Fashion

The Powerful Reason Black Trans Lives Matter Protestors Wore White

Michael Noble Jr./Getty Images News/Getty Images

Thousands of people took to the streets of Brooklyn on Sunday to raise awareness about the alarming number of deaths within the Black trans community. Just last week, two Black trans women were murdered: Riah Milton in Liberty Township, Ohio, and Dominique “Rem’mie” Fells in Philadelphia. Counting Milton and Fells, 14 reported murders of trans and gender non-conforming people have occurred since January 2020, according to the Human Rights Campaign. And countless others go unreported or they are dead-named by media, authorities and/or family members.

At the march, officially called “Brooklyn Liberation: An Action for Black Trans Lives,” event organizers asked attendees to wear white and march silently for the beginning of the protest.

Wearing white was an intentional nod to Black history, specifically to the 1917 Silent Parade, a silent march of about 10,000 Black people along Fifth Avenue starting at 57th Street in New York City. According to the NAACP, it was “the first protest of its kind in New York, and the second instance of African Americans publicly demonstrating for civil rights.”

That protest followed a rise in racial tension across the country during the summer of 1917. In East St. Louis, white residents had launched a bloody attack on the growing Black community in the area. They killed many Black residents, and thousands more were faced with homelessness after white residents burned down their neighborhoods.

“In the 1917 Silent Parade, the men wore black while women and children wore white,” West Dakota, a co-organizer of Sunday’s event, explained in a statement. “The decision to wear white was to symbolize our unity, and also to take a stand against corporate appropriation of the rainbow flag. We don’t need rainbow [merchandise] to show our pride.”

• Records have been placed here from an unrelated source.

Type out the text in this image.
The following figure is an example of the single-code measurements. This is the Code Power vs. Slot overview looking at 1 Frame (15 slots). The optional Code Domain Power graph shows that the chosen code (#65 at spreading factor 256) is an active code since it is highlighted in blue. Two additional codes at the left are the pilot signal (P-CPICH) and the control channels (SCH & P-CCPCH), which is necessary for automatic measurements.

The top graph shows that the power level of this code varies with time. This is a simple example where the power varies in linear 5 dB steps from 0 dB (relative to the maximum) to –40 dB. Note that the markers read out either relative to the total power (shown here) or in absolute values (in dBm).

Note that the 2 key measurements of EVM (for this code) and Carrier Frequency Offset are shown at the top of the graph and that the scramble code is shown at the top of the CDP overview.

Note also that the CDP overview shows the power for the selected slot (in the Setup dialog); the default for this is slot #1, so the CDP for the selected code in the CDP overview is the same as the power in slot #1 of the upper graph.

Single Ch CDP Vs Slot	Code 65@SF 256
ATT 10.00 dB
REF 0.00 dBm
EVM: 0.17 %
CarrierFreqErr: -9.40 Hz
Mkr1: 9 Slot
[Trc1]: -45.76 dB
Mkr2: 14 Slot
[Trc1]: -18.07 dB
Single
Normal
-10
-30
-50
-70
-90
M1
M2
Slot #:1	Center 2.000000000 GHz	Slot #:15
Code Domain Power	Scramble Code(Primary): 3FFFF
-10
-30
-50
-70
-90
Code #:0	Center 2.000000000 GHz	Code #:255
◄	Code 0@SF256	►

Pinkwashing — otherwise known as marketing and branding strategies aimed at promoting friendliness and acceptance toward the LGBTQ+ community without much substantive action — has become rampant in recent years, especially following the U.S. Supreme Court decision that legalized gay marriage in June 2015. Many companies are eager to showcase their allyship via rainbow-printed swag, but aren’t actually implementing tolerant and inclusive business practices.

“This collective of folks is particularly powerful because it’s modeling what is possible when you do have allies and folks who do care and also want to make sure that they’re building something that speaks to the hearts of the actual people that they’re representing,” Raquel Willis, a Black transgender activist and one of the event co-organizers, told CNN. “So often, that doesn’t happen.”